Now, I know that some of that is down to Jen. When we finally got the house renovated enough that we could move in, she decided to take advantage of our newfound privacy to indulge a few of the fantasies she'd been saving over the years. Not that she didn't get a pretty big kick out of playing with my head on a regular basis even when we were both working, but she had a whole lot of fantasies that involved unlimited free time and no neighbors within twenty miles, you know? And the recliner was one of them. The recliner was the center of a lot of them, to be honest.
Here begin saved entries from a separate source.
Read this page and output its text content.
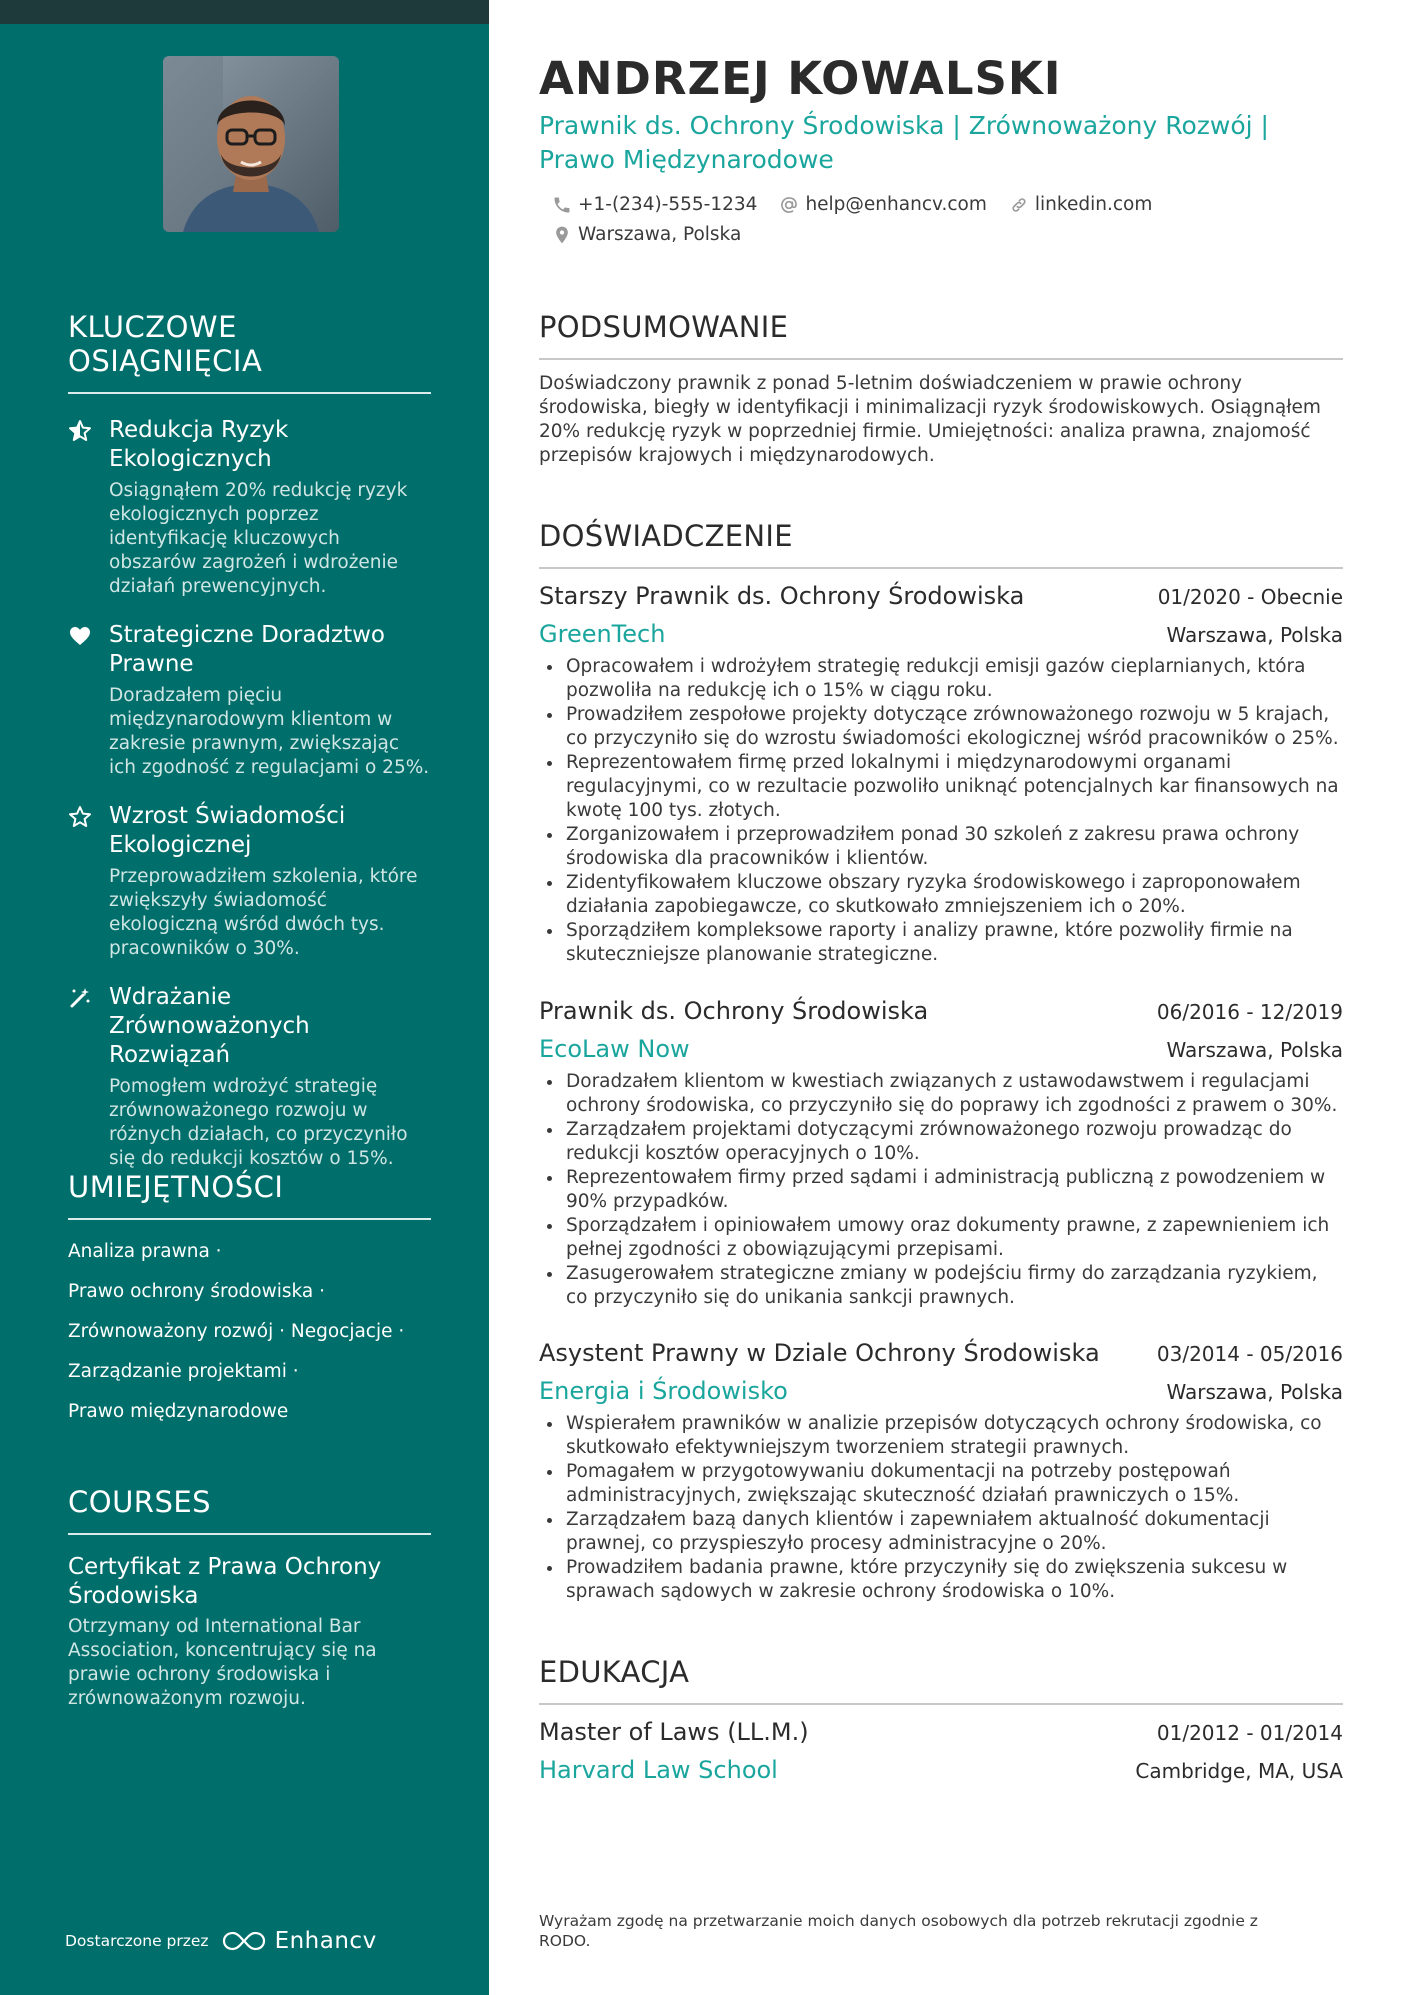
KLUCZOWE OSIĄGNIĘCIA
Redukcja Ryzyk Ekologicznych
Osiągnąłem 20% redukcję ryzyk ekologicznych poprzez identyfikację kluczowych obszarów zagrożeń i wdrożenie działań prewencyjnych.
Strategiczne Doradztwo Prawne
Doradzałem pięciu międzynarodowym klientom w zakresie prawnym, zwiększając ich zgodność z regulacjami o 25%.
Wzrost Świadomości Ekologicznej
Przeprowadziłem szkolenia, które zwiększyły świadomość ekologiczną wśród dwóch tys. pracowników o 30%.
Wdrażanie Zrównoważonych Rozwiązań
Pomogłem wdrożyć strategię zrównoważonego rozwoju w różnych działach, co przyczyniło się do redukcji kosztów o 15%.
UMIEJĘTNOŚCI
Analiza prawna ·
Prawo ochrony środowiska ·
Zrównoważony rozwój · Negocjacje ·
Zarządzanie projektami ·
Prawo międzynarodowe
COURSES
Certyfikat z Prawa Ochrony Środowiska
Otrzymany od International Bar Association, koncentrujący się na prawie ochrony środowiska i zrównoważonym rozwoju.
Dostarczone przez	Enhancv
ANDRZEJ KOWALSKI
Prawnik ds. Ochrony Środowiska | Zrównoważony Rozwój | Prawo Międzynarodowe
+1-(234)-555-1234	help@enhancv.com	linkedin.com
Warszawa, Polska
PODSUMOWANIE

Doświadczony prawnik z ponad 5-letnim doświadczeniem w prawie ochrony środowiska, biegły w identyfikacji i minimalizacji ryzyk środowiskowych. Osiągnąłem 20% redukcję ryzyk w poprzedniej firmie. Umiejętności: analiza prawna, znajomość przepisów krajowych i międzynarodowych.

DOŚWIADCZENIE
Starszy Prawnik ds. Ochrony Środowiska	01/2020 - Obecnie
GreenTech	Warszawa, Polska
Opracowałem i wdrożyłem strategię redukcji emisji gazów cieplarnianych, która pozwoliła na redukcję ich o 15% w ciągu roku.
Prowadziłem zespołowe projekty dotyczące zrównoważonego rozwoju w 5 krajach, co przyczyniło się do wzrostu świadomości ekologicznej wśród pracowników o 25%.
Reprezentowałem firmę przed lokalnymi i międzynarodowymi organami regulacyjnymi, co w rezultacie pozwoliło uniknąć potencjalnych kar finansowych na kwotę 100 tys. złotych.
Zorganizowałem i przeprowadziłem ponad 30 szkoleń z zakresu prawa ochrony środowiska dla pracowników i klientów.
Zidentyfikowałem kluczowe obszary ryzyka środowiskowego i zaproponowałem działania zapobiegawcze, co skutkowało zmniejszeniem ich o 20%.
Sporządziłem kompleksowe raporty i analizy prawne, które pozwoliły firmie na skuteczniejsze planowanie strategiczne.
Prawnik ds. Ochrony Środowiska	06/2016 - 12/2019
EcoLaw Now	Warszawa, Polska
Doradzałem klientom w kwestiach związanych z ustawodawstwem i regulacjami ochrony środowiska, co przyczyniło się do poprawy ich zgodności z prawem o 30%.
Zarządzałem projektami dotyczącymi zrównoważonego rozwoju prowadząc do redukcji kosztów operacyjnych o 10%.
Reprezentowałem firmy przed sądami i administracją publiczną z powodzeniem w 90% przypadków.
Sporządzałem i opiniowałem umowy oraz dokumenty prawne, z zapewnieniem ich pełnej zgodności z obowiązującymi przepisami.
Zasugerowałem strategiczne zmiany w podejściu firmy do zarządzania ryzykiem, co przyczyniło się do unikania sankcji prawnych.
Asystent Prawny w Dziale Ochrony Środowiska	03/2014 - 05/2016
Energia i Środowisko	Warszawa, Polska
Wspierałem prawników w analizie przepisów dotyczących ochrony środowiska, co skutkowało efektywniejszym tworzeniem strategii prawnych.
Pomagałem w przygotowywaniu dokumentacji na potrzeby postępowań administracyjnych, zwiększając skuteczność działań prawniczych o 15%.
Zarządzałem bazą danych klientów i zapewniałem aktualność dokumentacji prawnej, co przyspieszyło procesy administracyjne o 20%.
Prowadziłem badania prawne, które przyczyniły się do zwiększenia sukcesu w sprawach sądowych w zakresie ochrony środowiska o 10%.
EDUKACJA
Master of Laws (LL.M.)	01/2012 - 01/2014
Harvard Law School	Cambridge, MA, USA

Wyrażam zgodę na przetwarzanie moich danych osobowych dla potrzeb rekrutacji zgodnie z RODO.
She didn't let me sit in it just any time I wanted. We had plenty of couches to cuddle on if we just wanted to watch television or something. No, she saved the recliner for special occasions, when she was feeling a little bit frisky and a big bit toppy and she wanted me to start feeling groggy and fuzzy almost as soon as I sat down. She only let me sit in this chair when she was going to hypnotize me, and I knew it. And knowing it made me start to slip away into trance just a little bit even before she used any triggers or inductions, because the feel of the chair under my body was automatically and irrevocably associated with the trance experience. She calls it an anchor. The chair is anchored to trance in my mind, because I only sit in it on those special occasions.
We, uh... we have a lot of special occasions these days.
The point is, though, that when I sit down, that wave of complete exhaustion that slaps me hard into the cushions isn't just me being tired, and it isn't just me starting to remember that my wife found out about 'erotic hypnosis' about ten years back and has gotten really good at it. It's both, hitting me at the same time. The bottle of Advil falls right out of my hand as I suddenly can't make my muscles hold on to it anymore, and my eyelids sink shut like they're made of lead. About the only part of my body that doesn't go limp is my cock. That perks up a little and starts paying attention.